In Brovm, supra, the record shows that Brown’s conviction occurred on 8 February 1974. He fled the jurisdiction prior to the time his new trial motion was filed or an appeal taken. He was apprehended several months later and began serving his sentence. A petition for post-conviction relief was filed. The trial judge found that the matters complained of in the petition were raised at trial and the failure to prosecute the new trial motion or appeal constituted a waiver. The Court of Criminal Appeals, recognizing Bradford for the proposition that a defendant who is a fugitive from justice while his appeal is pending has waived his right of appeal, went further and, on the strength of three unpublished opinions of that court, applied the rule to post-conviction cases and procedures as well. Without repeating citations to those cases, it suffices to say that each of them involved an application for a delayed appeal rather than assertion of a violation of a federal or state constitutional right. Therefore, the decision in Brown is not supported by the three cases cited.
In Campbell v. State, 576 S.W.2d 591 (Tenn.Cr.App.1978), the time had expired to effect an appeal and defendant’s conviction had been affirmed by the Court of Criminal Appeals. He subsequently escaped from prison. After his recapture, some four years later, he filed a petition for post-conviction relief alleging he had been denied his right to petition this Court for certiorari. The Court of Criminal Appeals held that an escape does not result in a waiver of defendant’s right to appeal so long as he is in custody at the time the appeal is heard. This Court denied certio-rari.
In Mayes v. State, 671 S.W.2d 857 (Tenn.Cr.App.1984), a pro se post-conviction petition was filed, apparently seeking a delayed appeal from the petitioner’s conviction and sentence. It was dismissed in the trial court because the defendant was a fugitive from justice and had abandoned his motion for a new trial at the time of his original conviction. He was in custody when the post-conviction proceeding was filed. The Court of Criminal Appeals reversed the trial court’s dismissal of the petition and remanded the case for a hearing to determine whether any of petitioner’s complaints involved constitutional deprivations.
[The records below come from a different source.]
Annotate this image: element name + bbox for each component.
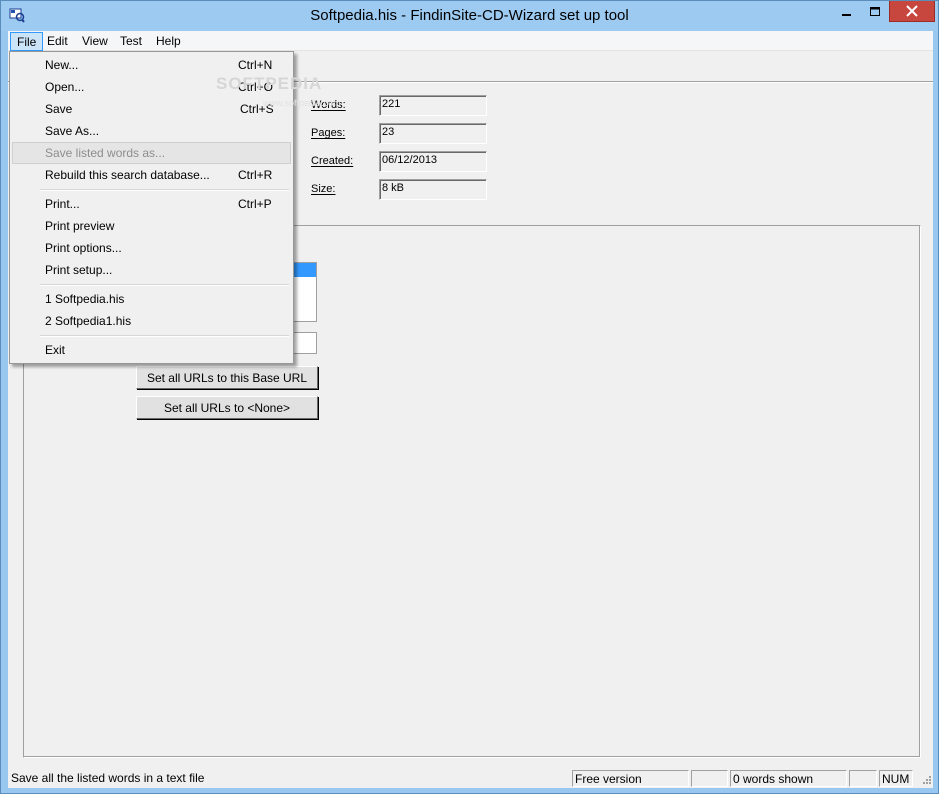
close-button[interactable] — [889, 1, 935, 22]
maximize-icon — [870, 7, 880, 16]
menu-item-print-setup[interactable]: Print setup... — [12, 259, 291, 281]
menu-item-save-as[interactable]: Save As... — [12, 120, 291, 142]
menu-help[interactable]: Help — [150, 32, 187, 51]
menu-item-save-listed-words[interactable]: Save listed words as... — [12, 142, 291, 164]
menu-separator — [40, 189, 289, 191]
menu-separator — [40, 335, 289, 337]
menu-item-print-preview[interactable]: Print preview — [12, 215, 291, 237]
size-label: Size: — [311, 183, 336, 195]
menu-item-exit[interactable]: Exit — [12, 339, 291, 361]
menu-item-recent-1[interactable]: 1 Softpedia.his — [12, 288, 291, 310]
menu-item-rebuild-database[interactable]: Rebuild this search database... Ctrl+R — [12, 164, 291, 186]
set-none-button[interactable]: Set all URLs to <None> — [136, 396, 318, 419]
size-field: 8 kB — [379, 179, 487, 200]
title-bar[interactable]: Softpedia.his - FindinSite-CD-Wizard set… — [1, 1, 938, 31]
maximize-button[interactable] — [861, 1, 889, 23]
menu-separator — [40, 284, 289, 286]
menu-item-recent-2[interactable]: 2 Softpedia1.his — [12, 310, 291, 332]
status-bar: Save all the listed words in a text file… — [8, 768, 933, 788]
menu-item-print[interactable]: Print... Ctrl+P — [12, 193, 291, 215]
menu-view[interactable]: View — [76, 32, 114, 51]
pages-label: Pages: — [311, 127, 346, 139]
words-field: 221 — [379, 95, 487, 116]
minimize-button[interactable] — [833, 1, 861, 23]
menu-edit[interactable]: Edit — [41, 32, 74, 51]
status-empty-pane-2 — [849, 770, 877, 787]
status-num: NUM — [879, 770, 913, 787]
menu-item-print-options[interactable]: Print options... — [12, 237, 291, 259]
close-icon — [906, 5, 918, 17]
status-version: Free version — [572, 770, 689, 787]
menu-bar: File Edit View Test Help — [8, 31, 933, 51]
app-window: Softpedia.his - FindinSite-CD-Wizard set… — [0, 0, 939, 794]
status-words-shown: 0 words shown — [730, 770, 847, 787]
menu-item-open[interactable]: Open... Ctrl+O — [12, 76, 291, 98]
menu-item-save[interactable]: Save Ctrl+S — [12, 98, 291, 120]
minimize-icon — [842, 14, 851, 16]
created-field: 06/12/2013 — [379, 151, 487, 172]
menu-item-new[interactable]: New... Ctrl+N — [12, 54, 291, 76]
status-message: Save all the listed words in a text file — [11, 771, 205, 785]
window-title: Softpedia.his - FindinSite-CD-Wizard set… — [310, 7, 629, 24]
file-menu-dropdown: New... Ctrl+N Open... Ctrl+O Save Ctrl+S Sa… — [9, 51, 294, 364]
set-base-url-button[interactable]: Set all URLs to this Base URL — [136, 366, 318, 389]
status-empty-pane — [691, 770, 728, 787]
pages-field: 23 — [379, 123, 487, 144]
created-label: Created: — [311, 155, 354, 167]
menu-file[interactable]: File — [10, 32, 44, 51]
softpedia-watermark-url: www.softpedia.com — [263, 98, 341, 108]
resize-grip-icon[interactable] — [920, 775, 932, 787]
menu-test[interactable]: Test — [114, 32, 148, 51]
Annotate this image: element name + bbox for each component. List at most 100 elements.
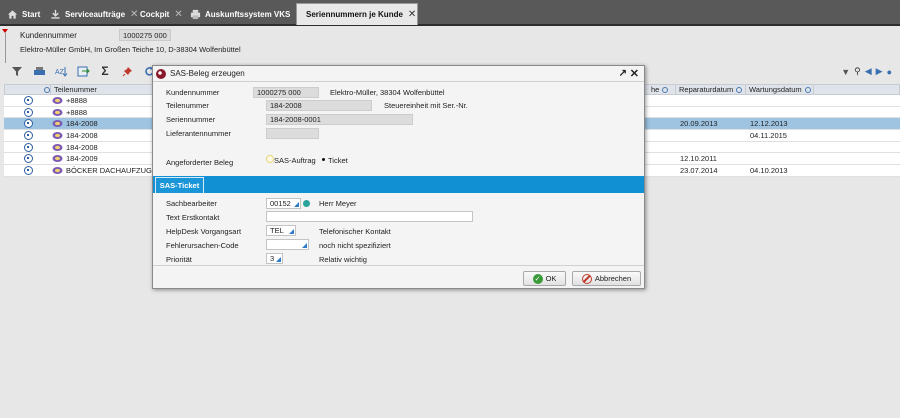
footer-divider — [153, 265, 644, 266]
part-icon — [52, 120, 63, 128]
row-select-icon[interactable] — [24, 154, 33, 164]
expand-icon[interactable]: ↗ — [619, 68, 627, 79]
tab-serviceauftraege[interactable]: Serviceaufträge ✕ — [45, 3, 143, 25]
vorgangsart-field[interactable]: TEL — [266, 225, 296, 236]
sachbearbeiter-label: Sachbearbeiter — [166, 199, 217, 208]
part-icon — [52, 167, 63, 175]
row-select-icon[interactable] — [24, 96, 33, 105]
wartungsdatum-cell: 12.12.2013 — [750, 119, 788, 129]
print-icon[interactable] — [32, 65, 46, 77]
teilenummer-label: Teilenummer — [166, 101, 209, 110]
sum-icon[interactable]: Σ — [98, 64, 112, 78]
dialog-titlebar: SAS-Beleg erzeugen ↗ ✕ — [153, 66, 644, 82]
teilenummer-cell: 184-2008 — [66, 142, 98, 152]
binoculars-icon[interactable]: ⚲ — [854, 66, 861, 77]
column-header-partial[interactable]: he — [648, 85, 676, 95]
part-icon — [52, 97, 63, 104]
prioritaet-field[interactable]: 3 — [266, 253, 283, 264]
next-icon[interactable]: ▶ — [876, 66, 883, 77]
svg-text:AZ: AZ — [55, 69, 65, 76]
teilenummer-cell: +8888 — [66, 107, 88, 117]
kundennummer-field: 1000275 000 — [253, 87, 319, 98]
erstkontakt-label: Text Erstkontakt — [166, 213, 220, 222]
wartungsdatum-cell: 04.10.2013 — [750, 166, 788, 176]
close-icon[interactable]: ✕ — [408, 9, 416, 20]
part-icon — [52, 132, 63, 140]
part-icon — [52, 108, 63, 116]
home-icon — [7, 9, 18, 19]
divider — [5, 33, 6, 63]
part-description-text: Steuereinheit mit Ser.-Nr. — [384, 101, 468, 110]
fehlerursache-field[interactable] — [266, 239, 309, 250]
sachbearbeiter-name: Herr Meyer — [319, 199, 357, 208]
close-icon[interactable]: ✕ — [174, 9, 182, 20]
dropdown-icon[interactable] — [276, 257, 281, 262]
teilenummer-field: 184-2008 — [266, 100, 372, 111]
teilenummer-cell: 184-2009 — [66, 154, 98, 164]
prev-icon[interactable]: ◀ — [865, 66, 872, 77]
check-icon: ✓ — [532, 273, 543, 284]
export-icon[interactable] — [76, 65, 90, 77]
tab-label: Serviceaufträge — [65, 9, 126, 19]
column-header-wartungsdatum[interactable]: Wartungsdatum — [746, 85, 814, 95]
section-bar — [153, 176, 644, 193]
part-icon — [52, 155, 63, 163]
teilenummer-cell: BÖCKER DACHAUFZUG B1 — [66, 166, 164, 176]
seriennummer-field: 184-2008-0001 — [266, 114, 413, 125]
kundennummer-field: 1000275 000 — [119, 29, 171, 41]
vorgangsart-label: HelpDesk Vorgangsart — [166, 227, 242, 236]
fehlerursache-text: noch nicht spezifiziert — [319, 241, 391, 250]
row-select-icon[interactable] — [24, 119, 33, 129]
tab-seriennummern[interactable]: Seriennummern je Kunde ✕ — [296, 3, 418, 25]
download-icon — [51, 9, 60, 19]
sachbearbeiter-field[interactable]: 00152 — [266, 198, 301, 209]
column-header-teilenummer[interactable]: Teilenummer — [51, 85, 155, 95]
column-header-reparaturdatum[interactable]: Reparaturdatum — [676, 85, 746, 95]
sort-icon[interactable]: AZ — [54, 65, 68, 77]
kundennummer-label: Kundennummer — [166, 88, 220, 97]
teilenummer-cell: 184-2008 — [66, 119, 98, 129]
ok-button[interactable]: ✓ OK — [523, 271, 566, 286]
tab-cockpit[interactable]: Cockpit ✕ — [135, 3, 188, 25]
close-icon[interactable]: ✕ — [630, 67, 639, 80]
wartungsdatum-cell: 04.11.2015 — [750, 131, 787, 141]
beleg-label: Angeforderter Beleg — [166, 158, 234, 167]
row-select-icon[interactable] — [24, 107, 33, 117]
radio-sas-auftrag-label: SAS-Auftrag — [274, 156, 316, 165]
column-header-select[interactable] — [5, 85, 51, 95]
radio-sas-auftrag[interactable] — [266, 155, 274, 163]
sas-beleg-dialog: SAS-Beleg erzeugen ↗ ✕ Kundennummer 1000… — [152, 65, 645, 289]
tab-auskunftssystem[interactable]: Auskunftssystem VKS ✕ — [185, 3, 309, 25]
radio-ticket-label: Ticket — [328, 156, 348, 165]
radio-ticket[interactable] — [322, 158, 325, 161]
kundennummer-label: Kundennummer — [20, 31, 77, 40]
lieferantennummer-label: Lieferantennummer — [166, 129, 232, 138]
tab-start[interactable]: Start — [2, 3, 45, 25]
cancel-button[interactable]: Abbrechen — [572, 271, 641, 286]
filter-icon[interactable]: ▼ — [841, 67, 850, 77]
prioritaet-label: Priorität — [166, 255, 192, 264]
reparaturdatum-cell: 20.09.2013 — [680, 119, 718, 129]
dropdown-icon[interactable] — [289, 229, 294, 234]
row-select-icon[interactable] — [24, 131, 33, 141]
dialog-title: SAS-Beleg erzeugen — [170, 69, 245, 78]
erstkontakt-field[interactable] — [266, 211, 473, 222]
tab-label: Seriennummern je Kunde — [306, 10, 403, 19]
tab-bar: Start Serviceaufträge ✕ Cockpit ✕ Auskun… — [0, 0, 900, 26]
prioritaet-text: Relativ wichtig — [319, 255, 367, 264]
teilenummer-cell: 184-2008 — [66, 131, 98, 141]
customer-name-text: Elektro-Müller, 38304 Wolfenbüttel — [330, 88, 445, 97]
part-icon — [52, 143, 63, 151]
fehlerursache-label: Fehlerursachen-Code — [166, 241, 239, 250]
filter-icon[interactable] — [10, 65, 24, 77]
row-select-icon[interactable] — [24, 142, 33, 152]
dropdown-icon[interactable] — [294, 202, 299, 207]
grid-nav-tools: ▼ ⚲ ◀ ▶ ● — [841, 66, 892, 77]
page-dot-icon[interactable]: ● — [887, 67, 892, 77]
tab-sas-ticket[interactable]: SAS-Ticket — [155, 177, 204, 193]
dropdown-icon[interactable] — [302, 243, 307, 248]
tab-label: Auskunftssystem VKS — [205, 9, 291, 19]
row-select-icon[interactable] — [24, 166, 33, 176]
pin-icon[interactable] — [120, 65, 134, 77]
reparaturdatum-cell: 23.07.2014 — [680, 166, 718, 176]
This case, essentially, involves the same elements and circumstances the court found in Mayes, supra. Mr. French was returned to custody after he fled the jurisdiction during his conviction trial proceedings. His post-conviction relief petition was filed after he was restored to custody. In the petition, he charged that, for various reasons, he received ineffective assistance of counsel at his conviction trial. The trial court appointed counsel and held extensive hearings on the petition and denied relief. Appellant’s brief indicates that no motion for new trial was filed and his direct appeal was dismissed. Although it is not beyond the realm of possibility we think it highly unlikely that defendant’s retained counsel at his conviction trial proceedings would write his own requiem on appeal, alleging his incompetence at trial. Ineffective assistance of counsel at trial is a constitutional issue which is the proper subject of a petition for post-conviction relief. While the right to a delayed appeal may also be brought by post-conviction proceedings in appropriate cases, a post conviction petition is not a vehicle to review errors of law as a substitute for a direct appeal. See State v.
The defendant was entitled to have the Court of Criminal Appeals consider his appeal on the merits, and the case is remanded to that court for that purpose. The costs on appeal are assessed against the State.